Rinviato il razionamento di acqua per usi agricoli in Puglia. Lo ha stabilito ieri il tavolo tecnico regionale presieduto dall’assessore regionale all’Agricoltura, Donato Pentassuglia, insieme ad Autorità di bacino, Acquedotto pugliese, consorzi di bonifica Terre d’Apulia e società statale Acque del Sud. La situazione resta molto critica, con invasi a secco e livelli di approvvigionamento ai minimi storici. Il quadro più critico si registra nella provincia Bat nei comuni di Canosa, Loconia, Minervino, ma anche in provincia di Taranto fra Castellaneta e Ginosa.
La soluzione
Ciononostante dal vertice, a cui ha preso parte anche rappresentanti della Prefettura della Bat, è spuntata una soluzione ponte in attesa delle piogge o di altre soluzioni. Per compensare la crisi idrica i soggetti presenti hanno chiuso un accordo che prevede un prelievo straordinario dal fiume Tara di circa 1,2 milioni di metri cubi d’acqua onde sopperire al fabbisogno agricolo delle coltivazioni della sesta provincia. In particolare, il Tara ha una capacità di 24 milioni di metri cubi di cui 22 per uso potabile. Da qui l’idea di utilizzare il quantitativo in surplus attingendo 1,2 milioni sui 2 milioni disponibili. L’operazione sarà gestita da Acquedotto pugliese e, per il momento, eviterà il razionamento dell’acqua nelle campagne.
Le prospettive
Tuttavia la stretta non è del tutto scongiurata e tutto dipenderà dall’evolversi della situazione nelle prossime settimane. Non a caso il tavolo tecnico è stato aggiornato a fine agosto. Il consorzio di bonifica unico, dal canto suo, ha assicurato il potenziamento dei prelievi dai pozzi artesiani con controlli straordinari contro i furti di acqua dalle condotte. Veri e propri atti di pirateria che stanno accadendo in una fase di pre-emergenza idrica.

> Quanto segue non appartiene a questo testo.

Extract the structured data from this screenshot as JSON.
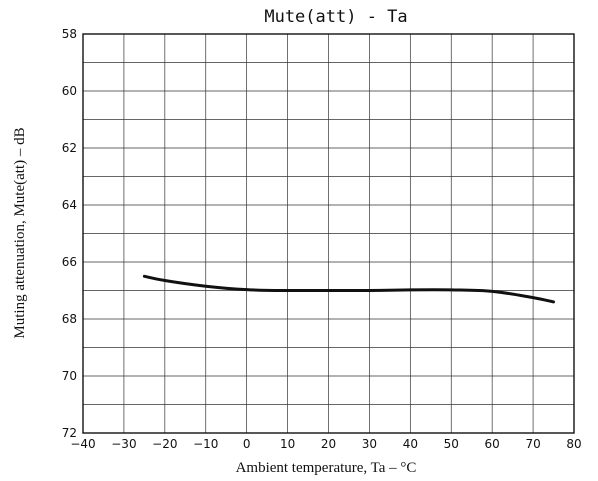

«Siamo moderatamente soddisfatti del risultato – dichiara l’assessore Pentassuglia – ma la situazione resta molto delicata, da anni la Puglia non si trovava alle prese con una siccità così grave. Paghiamo lo scotto di opere idriche progettate e mai realizzate, il mancato completamento degli impianti per il riuso dei reflui dei depuratori, senza contare i fondi stanziati, circa 350 milioni di euro, per la costruzione di tre dissalatori che non sono mai partiti».
I fondi Fsc
Da qui la necessità di sfruttare il via libera del governo centrale ad un’anticipazione dei fondi Fsc per le infrastrutture idriche da 307 milioni di euro che serviranno ad appaltare opere urgenti per aggiustare condotte, tubazioni, impianti di sollevamento ed altre infrastrutture ammalorate che da anni richiedono manutenzione ordinaria e straordinaria. Resta da capire come mai in una regione sitibonda, da sempre non autosufficiente e costretta a chiedere acqua a Campania, Basilicata e Molise, non abbia mai avuto il buon senso di avviare un piano straordinario di interventi per il settore delle infrastrutture idriche.